First part of question: p tag
I have a string that contains text with unnecessary line breaks caused by p tags, example:
hi ev
try using str_replace
$content = str_replace(array("<p> </p>\n", " <br />\n"), array('', ''), $content);
To use regex:
$content = preg_replace('/((<p\s*\/?>\s*) (<\/p\s*\/?>\s*))+/im', "<p> </p>\n", $content);
and for BRs
$content = preg_replace('/( (<br\s*\/?>\s*)|(<br\s*\/?>\s*))+/im', "<br />\n", $content);
EDIT Heres why your regex works (hopefully so you can understand it a bit :) ):
/((\\n\s*))+/im
^ ^^^ ^^ ^^^^
| \|/ || ||\|
| | || || -- Flags
| | || |-- Regex End Character
| | || -- One or more of the preceeding character(s)
| | |-- Zero or More of the preceeding character(s)
| | -- String Character
| -- Newline Character (Escaped)
-- Regex Start Character
Every regex expression must start and end with the same character. In this case, i've used the forward slash character.

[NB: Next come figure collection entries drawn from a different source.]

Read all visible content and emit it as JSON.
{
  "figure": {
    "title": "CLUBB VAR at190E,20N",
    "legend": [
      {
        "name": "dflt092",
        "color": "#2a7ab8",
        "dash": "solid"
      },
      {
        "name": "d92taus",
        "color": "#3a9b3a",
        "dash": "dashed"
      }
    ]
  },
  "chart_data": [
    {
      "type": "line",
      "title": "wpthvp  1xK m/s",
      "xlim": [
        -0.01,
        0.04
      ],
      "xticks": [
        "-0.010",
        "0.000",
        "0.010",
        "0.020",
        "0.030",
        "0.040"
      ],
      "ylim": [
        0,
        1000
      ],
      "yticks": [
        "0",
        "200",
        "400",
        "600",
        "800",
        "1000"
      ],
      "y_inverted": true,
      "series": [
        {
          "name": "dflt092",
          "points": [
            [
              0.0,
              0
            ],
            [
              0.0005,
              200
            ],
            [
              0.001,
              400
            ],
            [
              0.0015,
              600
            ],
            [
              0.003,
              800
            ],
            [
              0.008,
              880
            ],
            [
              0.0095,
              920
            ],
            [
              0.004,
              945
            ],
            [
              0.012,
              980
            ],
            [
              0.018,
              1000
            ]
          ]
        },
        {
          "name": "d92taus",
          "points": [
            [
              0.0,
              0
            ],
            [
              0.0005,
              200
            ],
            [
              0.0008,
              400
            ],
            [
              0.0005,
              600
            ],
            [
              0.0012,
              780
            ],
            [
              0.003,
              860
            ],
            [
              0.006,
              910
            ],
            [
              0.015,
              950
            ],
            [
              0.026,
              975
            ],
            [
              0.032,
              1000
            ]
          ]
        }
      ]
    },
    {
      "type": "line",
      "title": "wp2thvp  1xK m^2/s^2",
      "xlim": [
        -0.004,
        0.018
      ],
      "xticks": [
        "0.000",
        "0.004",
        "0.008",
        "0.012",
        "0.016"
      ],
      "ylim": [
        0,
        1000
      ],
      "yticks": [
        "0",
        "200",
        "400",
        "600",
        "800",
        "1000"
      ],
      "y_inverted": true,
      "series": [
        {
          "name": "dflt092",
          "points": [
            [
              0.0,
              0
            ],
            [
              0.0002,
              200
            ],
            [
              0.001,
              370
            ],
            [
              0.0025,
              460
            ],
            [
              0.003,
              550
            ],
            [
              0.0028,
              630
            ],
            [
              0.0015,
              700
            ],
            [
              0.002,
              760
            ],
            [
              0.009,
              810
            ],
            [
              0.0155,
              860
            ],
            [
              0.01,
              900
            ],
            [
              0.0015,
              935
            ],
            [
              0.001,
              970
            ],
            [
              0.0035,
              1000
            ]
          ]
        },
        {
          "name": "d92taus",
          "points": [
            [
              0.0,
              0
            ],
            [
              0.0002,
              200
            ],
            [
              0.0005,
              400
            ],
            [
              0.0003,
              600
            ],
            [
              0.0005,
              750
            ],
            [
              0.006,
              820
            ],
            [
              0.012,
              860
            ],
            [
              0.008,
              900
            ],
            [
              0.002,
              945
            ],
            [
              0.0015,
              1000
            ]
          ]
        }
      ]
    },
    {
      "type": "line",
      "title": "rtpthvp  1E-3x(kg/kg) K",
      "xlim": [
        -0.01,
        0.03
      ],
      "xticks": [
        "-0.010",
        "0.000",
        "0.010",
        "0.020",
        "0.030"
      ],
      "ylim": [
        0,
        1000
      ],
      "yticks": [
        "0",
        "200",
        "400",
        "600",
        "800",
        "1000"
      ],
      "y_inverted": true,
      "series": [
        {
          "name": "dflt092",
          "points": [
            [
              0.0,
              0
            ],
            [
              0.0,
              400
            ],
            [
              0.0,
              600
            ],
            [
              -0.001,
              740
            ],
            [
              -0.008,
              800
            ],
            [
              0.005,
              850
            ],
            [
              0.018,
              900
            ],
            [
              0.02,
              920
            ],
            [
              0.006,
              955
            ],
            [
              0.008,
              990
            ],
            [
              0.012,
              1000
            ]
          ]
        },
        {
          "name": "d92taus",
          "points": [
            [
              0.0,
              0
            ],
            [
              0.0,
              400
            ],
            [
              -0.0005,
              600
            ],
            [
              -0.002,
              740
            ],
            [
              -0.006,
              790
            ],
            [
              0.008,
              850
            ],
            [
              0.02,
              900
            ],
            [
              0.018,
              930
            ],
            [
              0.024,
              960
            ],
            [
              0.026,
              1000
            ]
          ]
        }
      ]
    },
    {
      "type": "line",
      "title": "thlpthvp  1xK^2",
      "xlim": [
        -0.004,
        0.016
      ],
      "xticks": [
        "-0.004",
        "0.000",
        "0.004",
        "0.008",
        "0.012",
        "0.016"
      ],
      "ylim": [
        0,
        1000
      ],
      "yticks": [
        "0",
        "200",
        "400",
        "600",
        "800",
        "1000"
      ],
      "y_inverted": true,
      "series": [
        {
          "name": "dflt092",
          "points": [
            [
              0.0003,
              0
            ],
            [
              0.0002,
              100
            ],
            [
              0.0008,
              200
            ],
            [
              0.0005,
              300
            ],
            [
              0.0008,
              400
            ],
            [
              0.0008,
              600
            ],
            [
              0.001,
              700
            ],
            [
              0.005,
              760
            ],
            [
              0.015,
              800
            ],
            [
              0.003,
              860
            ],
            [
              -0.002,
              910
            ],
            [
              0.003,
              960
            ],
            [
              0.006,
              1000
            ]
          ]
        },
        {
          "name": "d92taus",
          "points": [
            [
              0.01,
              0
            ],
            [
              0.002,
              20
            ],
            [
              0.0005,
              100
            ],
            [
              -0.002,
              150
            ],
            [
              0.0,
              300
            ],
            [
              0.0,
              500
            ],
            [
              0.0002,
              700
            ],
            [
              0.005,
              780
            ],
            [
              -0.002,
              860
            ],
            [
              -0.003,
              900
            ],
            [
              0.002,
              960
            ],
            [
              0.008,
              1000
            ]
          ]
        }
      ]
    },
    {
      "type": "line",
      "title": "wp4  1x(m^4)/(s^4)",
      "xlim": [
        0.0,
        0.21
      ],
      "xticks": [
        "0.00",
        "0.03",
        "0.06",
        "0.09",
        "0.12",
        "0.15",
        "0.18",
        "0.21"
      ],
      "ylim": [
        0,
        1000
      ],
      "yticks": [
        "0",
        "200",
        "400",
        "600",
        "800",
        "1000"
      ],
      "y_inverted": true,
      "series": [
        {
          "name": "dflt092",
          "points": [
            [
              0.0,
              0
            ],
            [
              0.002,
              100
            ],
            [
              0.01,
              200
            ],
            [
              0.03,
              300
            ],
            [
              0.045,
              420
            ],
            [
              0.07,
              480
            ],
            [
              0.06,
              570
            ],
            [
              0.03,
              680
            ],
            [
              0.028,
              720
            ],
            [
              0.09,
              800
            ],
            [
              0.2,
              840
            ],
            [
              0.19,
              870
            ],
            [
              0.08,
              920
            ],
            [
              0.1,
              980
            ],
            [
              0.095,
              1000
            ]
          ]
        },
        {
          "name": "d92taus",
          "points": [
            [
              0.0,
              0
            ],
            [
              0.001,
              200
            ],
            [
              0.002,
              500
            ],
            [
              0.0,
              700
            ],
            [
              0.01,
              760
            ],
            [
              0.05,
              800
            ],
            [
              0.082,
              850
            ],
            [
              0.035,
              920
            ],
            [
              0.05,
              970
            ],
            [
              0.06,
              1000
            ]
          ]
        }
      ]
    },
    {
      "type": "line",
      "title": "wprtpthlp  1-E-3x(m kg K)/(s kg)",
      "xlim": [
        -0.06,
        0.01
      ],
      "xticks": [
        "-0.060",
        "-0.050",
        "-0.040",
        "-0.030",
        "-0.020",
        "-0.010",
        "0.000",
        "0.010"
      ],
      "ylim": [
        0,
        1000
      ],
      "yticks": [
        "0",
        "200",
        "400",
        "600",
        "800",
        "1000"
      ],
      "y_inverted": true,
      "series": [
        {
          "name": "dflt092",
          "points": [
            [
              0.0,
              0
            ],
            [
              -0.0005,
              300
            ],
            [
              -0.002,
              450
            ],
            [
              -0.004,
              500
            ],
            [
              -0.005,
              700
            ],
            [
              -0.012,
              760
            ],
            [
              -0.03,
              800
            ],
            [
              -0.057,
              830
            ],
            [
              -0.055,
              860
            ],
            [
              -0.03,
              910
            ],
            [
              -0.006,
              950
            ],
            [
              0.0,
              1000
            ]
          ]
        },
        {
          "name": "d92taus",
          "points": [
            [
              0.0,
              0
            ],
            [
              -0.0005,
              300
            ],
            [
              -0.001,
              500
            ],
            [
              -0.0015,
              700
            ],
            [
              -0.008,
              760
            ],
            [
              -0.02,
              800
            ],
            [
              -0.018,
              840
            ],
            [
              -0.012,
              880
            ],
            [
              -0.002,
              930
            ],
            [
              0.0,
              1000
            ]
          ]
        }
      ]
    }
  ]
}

The ( character indicates an expression block (to replace)
The Newline character is \n. Because the backslash is used as the escape character in regex, you will need to escape it: \\n.
The string character is \s. This will search for a string. The * character means to search for 0 or more of the preceeding expression, in this case, search for zero or more strings: \s*.
The + symbols searches for ONE or more of the preceeding expresssion. In this case, the preceeding expression is (\\n\s*), so as long as that expression is found once or more, the preg_replace function will find something.
The flags I've used i and m means case *I*nsensitive, (not really needed for a newline expression), and *M*ultiline - meaning the expression can go over multiple lines of code, instead of the code needing to be on one line.